Oberlandesgericht Celle:
Beschluss vom 6. April 2010
Aktenzeichen: 2 W 79/10
(OLG Celle: Beschluss v. 06.04.2010, Az.: 2 W 79/10)
Tenor
Auf die sofortige Beschwerde des beigeordneten Rechtsanwalts der Klägerin vom 12. Februar 2010 wird der am 3. Februar 2010 zugestellte Kostenfestsetzungsbeschluss des Rechtspflegers der 4. Zivilkammer des Landgerichts Lüneburg teilweise geändert und insgesamt wie folgt neu gefasst.
Die auf Grund des vorläufig vollstreckbaren Urteils des Landgerichts Lüneburg vom 26. November 2009 von dem Beklagten an Rechtsanwalt H. aus L. gemäß § 126 ZPO zu erstattenden Kosten werden auf 1.475,72 € nebst Zinsen in Höhe von fünf Prozentpunkten über dem Basiszinssatz nach § 247 BGB seit dem 27. November 2009 festgesetzt.

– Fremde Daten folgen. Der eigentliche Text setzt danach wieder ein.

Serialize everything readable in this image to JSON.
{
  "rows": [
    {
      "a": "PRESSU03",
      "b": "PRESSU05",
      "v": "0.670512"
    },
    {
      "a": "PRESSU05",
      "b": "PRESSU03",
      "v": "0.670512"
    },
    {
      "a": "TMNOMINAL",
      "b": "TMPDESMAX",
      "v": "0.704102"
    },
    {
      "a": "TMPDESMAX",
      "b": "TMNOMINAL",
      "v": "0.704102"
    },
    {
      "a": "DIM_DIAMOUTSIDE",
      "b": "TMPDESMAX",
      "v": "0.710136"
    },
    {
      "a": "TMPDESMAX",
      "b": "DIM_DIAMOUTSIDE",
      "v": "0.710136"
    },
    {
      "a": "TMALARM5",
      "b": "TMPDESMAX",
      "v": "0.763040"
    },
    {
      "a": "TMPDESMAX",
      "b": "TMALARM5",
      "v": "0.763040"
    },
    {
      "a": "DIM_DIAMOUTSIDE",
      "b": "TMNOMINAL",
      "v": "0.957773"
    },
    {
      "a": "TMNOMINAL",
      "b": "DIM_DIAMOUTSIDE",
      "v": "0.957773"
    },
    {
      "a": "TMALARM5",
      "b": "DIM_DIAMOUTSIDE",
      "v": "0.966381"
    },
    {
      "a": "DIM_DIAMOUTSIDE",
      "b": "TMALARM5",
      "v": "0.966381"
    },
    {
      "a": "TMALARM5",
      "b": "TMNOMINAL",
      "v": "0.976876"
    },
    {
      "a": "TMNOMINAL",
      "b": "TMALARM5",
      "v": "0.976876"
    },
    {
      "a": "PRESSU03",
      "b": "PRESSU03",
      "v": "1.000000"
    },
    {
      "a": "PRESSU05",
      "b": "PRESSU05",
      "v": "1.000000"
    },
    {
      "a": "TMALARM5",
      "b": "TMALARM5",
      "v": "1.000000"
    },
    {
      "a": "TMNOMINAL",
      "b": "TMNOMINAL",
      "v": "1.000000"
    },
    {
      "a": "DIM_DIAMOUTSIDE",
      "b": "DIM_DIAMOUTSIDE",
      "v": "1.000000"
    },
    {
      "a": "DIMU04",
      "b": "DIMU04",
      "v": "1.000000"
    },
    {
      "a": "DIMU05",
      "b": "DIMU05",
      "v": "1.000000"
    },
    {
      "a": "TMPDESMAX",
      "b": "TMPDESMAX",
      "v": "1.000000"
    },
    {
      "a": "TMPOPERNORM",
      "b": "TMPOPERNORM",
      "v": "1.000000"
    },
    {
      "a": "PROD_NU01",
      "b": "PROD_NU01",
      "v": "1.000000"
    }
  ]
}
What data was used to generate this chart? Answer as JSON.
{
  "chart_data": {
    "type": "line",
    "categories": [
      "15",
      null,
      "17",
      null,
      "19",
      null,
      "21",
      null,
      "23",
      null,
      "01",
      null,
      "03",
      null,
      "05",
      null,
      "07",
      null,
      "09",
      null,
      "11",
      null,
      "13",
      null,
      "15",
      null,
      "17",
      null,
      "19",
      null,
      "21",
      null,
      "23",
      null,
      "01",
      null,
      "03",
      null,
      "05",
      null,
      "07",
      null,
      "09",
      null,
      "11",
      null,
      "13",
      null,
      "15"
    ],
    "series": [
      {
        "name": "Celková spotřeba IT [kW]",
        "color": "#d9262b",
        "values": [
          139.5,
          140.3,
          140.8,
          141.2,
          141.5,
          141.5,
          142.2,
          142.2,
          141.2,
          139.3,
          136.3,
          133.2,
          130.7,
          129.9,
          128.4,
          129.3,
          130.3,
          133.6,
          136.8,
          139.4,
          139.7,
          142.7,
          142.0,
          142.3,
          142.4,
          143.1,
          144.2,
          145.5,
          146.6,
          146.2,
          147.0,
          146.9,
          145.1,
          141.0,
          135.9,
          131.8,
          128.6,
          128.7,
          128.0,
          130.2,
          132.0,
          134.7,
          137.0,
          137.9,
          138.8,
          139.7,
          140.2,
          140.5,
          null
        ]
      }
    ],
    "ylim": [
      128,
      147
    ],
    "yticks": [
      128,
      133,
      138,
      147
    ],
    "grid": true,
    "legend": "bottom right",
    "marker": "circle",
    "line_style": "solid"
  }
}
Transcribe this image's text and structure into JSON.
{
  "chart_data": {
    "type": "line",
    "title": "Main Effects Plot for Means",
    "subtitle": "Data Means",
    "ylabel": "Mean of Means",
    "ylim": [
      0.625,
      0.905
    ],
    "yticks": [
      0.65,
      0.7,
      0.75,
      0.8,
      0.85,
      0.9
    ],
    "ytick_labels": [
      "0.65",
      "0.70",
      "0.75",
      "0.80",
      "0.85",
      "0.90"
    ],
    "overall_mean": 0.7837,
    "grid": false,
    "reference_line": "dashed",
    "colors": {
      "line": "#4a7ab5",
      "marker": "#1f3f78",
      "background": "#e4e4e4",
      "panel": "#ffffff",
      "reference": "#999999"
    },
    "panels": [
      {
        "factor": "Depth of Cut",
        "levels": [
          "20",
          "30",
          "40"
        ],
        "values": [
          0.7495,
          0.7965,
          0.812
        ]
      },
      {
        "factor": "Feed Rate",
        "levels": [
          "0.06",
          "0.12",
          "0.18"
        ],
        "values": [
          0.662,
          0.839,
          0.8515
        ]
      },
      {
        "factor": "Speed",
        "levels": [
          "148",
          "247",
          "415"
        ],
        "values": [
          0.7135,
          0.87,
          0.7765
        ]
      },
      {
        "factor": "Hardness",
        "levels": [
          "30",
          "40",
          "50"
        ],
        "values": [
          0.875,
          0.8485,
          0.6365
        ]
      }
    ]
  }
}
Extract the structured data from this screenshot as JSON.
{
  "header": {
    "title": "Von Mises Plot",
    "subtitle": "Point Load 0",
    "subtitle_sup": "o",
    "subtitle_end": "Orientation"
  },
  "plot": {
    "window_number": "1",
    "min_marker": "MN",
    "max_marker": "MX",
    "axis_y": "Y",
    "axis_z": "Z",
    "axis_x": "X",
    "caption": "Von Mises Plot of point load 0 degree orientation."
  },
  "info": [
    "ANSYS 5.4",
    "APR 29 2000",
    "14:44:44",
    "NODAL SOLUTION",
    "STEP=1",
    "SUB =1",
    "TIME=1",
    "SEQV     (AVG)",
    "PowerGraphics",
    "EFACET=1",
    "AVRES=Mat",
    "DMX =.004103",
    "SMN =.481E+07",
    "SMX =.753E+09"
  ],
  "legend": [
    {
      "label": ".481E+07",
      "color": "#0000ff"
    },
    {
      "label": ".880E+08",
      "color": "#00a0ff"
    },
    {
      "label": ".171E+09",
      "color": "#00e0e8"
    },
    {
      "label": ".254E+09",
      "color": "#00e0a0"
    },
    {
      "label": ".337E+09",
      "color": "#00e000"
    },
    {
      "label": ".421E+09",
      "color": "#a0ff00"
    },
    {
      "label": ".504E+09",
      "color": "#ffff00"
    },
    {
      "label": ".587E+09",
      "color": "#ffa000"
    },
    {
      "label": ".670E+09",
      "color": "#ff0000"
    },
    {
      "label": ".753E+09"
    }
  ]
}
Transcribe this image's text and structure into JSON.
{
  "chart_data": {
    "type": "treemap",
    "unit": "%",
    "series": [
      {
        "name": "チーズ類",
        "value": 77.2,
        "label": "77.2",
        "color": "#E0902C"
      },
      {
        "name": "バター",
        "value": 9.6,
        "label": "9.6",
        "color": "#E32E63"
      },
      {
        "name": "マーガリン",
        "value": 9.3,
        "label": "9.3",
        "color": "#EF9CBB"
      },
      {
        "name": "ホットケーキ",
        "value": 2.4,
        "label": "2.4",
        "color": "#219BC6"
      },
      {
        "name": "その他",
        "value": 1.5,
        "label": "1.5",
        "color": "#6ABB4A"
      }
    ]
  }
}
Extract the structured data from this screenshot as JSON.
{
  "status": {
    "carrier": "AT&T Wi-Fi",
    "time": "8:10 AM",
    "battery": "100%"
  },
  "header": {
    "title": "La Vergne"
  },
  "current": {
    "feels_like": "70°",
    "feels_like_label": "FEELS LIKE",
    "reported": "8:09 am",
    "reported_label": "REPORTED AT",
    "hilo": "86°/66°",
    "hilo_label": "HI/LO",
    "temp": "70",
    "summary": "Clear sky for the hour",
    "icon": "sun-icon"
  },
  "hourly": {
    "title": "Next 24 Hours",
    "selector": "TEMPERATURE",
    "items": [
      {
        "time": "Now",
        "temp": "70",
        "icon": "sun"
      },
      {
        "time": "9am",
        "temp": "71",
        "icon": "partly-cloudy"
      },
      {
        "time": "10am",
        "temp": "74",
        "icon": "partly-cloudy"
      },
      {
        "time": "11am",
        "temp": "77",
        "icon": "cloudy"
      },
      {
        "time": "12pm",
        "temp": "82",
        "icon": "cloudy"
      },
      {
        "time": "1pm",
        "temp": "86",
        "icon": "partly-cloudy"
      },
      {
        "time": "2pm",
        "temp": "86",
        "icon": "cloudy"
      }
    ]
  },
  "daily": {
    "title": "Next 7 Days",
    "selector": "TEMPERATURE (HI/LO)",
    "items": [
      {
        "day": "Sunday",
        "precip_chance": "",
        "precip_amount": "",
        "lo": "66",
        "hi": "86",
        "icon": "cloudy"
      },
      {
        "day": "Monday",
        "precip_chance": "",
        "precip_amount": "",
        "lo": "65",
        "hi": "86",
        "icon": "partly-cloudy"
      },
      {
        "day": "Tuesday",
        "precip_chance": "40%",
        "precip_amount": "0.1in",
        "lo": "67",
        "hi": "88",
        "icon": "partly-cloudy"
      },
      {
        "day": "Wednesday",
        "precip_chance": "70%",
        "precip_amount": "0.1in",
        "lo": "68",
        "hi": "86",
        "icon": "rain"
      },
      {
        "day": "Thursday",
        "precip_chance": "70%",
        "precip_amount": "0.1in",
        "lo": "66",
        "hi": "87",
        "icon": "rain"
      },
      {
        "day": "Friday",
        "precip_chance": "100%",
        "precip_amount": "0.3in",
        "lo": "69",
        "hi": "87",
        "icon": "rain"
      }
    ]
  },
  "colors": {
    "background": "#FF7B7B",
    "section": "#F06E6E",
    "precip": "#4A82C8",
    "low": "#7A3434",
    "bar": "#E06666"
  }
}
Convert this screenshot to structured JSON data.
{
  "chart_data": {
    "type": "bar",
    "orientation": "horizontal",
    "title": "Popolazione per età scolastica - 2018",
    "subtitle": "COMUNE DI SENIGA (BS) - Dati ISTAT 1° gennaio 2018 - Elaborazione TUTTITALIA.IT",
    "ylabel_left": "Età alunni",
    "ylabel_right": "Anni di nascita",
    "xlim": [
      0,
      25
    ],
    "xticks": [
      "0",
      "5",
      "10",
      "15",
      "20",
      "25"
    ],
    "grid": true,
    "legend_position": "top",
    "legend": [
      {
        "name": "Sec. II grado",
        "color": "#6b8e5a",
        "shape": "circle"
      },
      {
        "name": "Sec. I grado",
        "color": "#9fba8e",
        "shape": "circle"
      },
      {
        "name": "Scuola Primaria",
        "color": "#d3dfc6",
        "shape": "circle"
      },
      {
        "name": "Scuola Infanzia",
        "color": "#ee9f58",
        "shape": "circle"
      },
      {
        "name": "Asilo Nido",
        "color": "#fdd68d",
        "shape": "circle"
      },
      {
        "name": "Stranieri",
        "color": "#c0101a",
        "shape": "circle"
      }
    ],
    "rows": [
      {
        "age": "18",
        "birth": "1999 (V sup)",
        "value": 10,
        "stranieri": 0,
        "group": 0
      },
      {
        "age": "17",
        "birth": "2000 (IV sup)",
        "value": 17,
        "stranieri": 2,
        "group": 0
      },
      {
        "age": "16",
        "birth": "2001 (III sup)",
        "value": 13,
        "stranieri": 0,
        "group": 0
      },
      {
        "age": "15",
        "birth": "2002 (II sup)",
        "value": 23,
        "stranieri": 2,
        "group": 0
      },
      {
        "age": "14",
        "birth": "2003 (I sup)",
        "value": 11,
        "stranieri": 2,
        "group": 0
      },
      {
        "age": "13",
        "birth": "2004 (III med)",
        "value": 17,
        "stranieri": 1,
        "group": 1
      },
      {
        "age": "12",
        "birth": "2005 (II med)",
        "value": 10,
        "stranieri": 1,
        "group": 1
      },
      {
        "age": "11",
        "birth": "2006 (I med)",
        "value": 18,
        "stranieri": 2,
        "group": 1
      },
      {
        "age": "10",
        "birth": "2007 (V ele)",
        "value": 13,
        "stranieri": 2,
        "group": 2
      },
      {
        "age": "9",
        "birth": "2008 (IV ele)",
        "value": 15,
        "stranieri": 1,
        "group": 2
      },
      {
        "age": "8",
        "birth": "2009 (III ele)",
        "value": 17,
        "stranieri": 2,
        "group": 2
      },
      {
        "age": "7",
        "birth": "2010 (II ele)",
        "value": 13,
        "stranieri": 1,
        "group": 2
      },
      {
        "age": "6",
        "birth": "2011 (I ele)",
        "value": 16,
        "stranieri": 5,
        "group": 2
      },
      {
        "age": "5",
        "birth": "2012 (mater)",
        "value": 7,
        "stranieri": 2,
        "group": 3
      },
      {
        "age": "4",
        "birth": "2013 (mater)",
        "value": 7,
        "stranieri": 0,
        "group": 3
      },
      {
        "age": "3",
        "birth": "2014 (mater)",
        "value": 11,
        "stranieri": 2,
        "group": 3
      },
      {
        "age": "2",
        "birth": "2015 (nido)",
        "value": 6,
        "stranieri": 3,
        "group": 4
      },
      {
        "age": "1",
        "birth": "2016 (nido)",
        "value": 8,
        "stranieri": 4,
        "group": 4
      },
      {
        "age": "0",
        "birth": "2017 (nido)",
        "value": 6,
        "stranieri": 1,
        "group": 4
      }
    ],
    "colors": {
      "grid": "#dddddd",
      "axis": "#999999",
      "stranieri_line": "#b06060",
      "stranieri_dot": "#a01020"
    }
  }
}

Die außergerichtlichen Kosten des Beschwerdeverfahrens werden dem Beklagten auferlegt.
Beschwerdewert: 586,13 €
Gründe
I.
Mit Beschluss vom 15. Oktober 2009 hat das Landgericht der Klägerin für den ersten Rechtszug unter Beiordnung des Beteiligten als Rechtsanwalt Prozesskostenhilfe für den ersten Rechtszug bewilligt, soweit die Klägerin die Verurteilung des Beklagten zur Zahlung von 30.000 € nebst Zinsen in Höhe von 5 Prozentpunkten über dem Basiszinssatz seit dem 13. August 2009 Zug um Zug gegen Abtretung der Ansprüche der Klägerin auf Rückzahlung des Darlehens gegen Herrn P. L., H., S. G., gemäß Darlehensvertrag vom 14. April 2008 in Höhe von 30.000 € begehrt. Durch das am 26. November 2009 verkündete Versäumnisurteil hat das Landgericht der Klage antragsgemäß im Umfang der Bewilligung von Prozesskostenhilfe stattgegeben und dem Beklagten die Kosten des Rechtsstreits auferlegt.
Mit dem am 27. November 2009 eingegangenen Antrag vom 26. November 2009 (Bl. 98 d. A.) hat der Beteiligte als beigeordneter Rechtsanwalt die Festsetzung der Kosten abzüglich der von der Landeskasse erhaltenen Vergütung gegen den Beklagten beantragt und dabei insbesondere die Festsetzung einer vollen 1,3 Verfahrensgebühr aus dem Streitwert von 30.000 € begehrt.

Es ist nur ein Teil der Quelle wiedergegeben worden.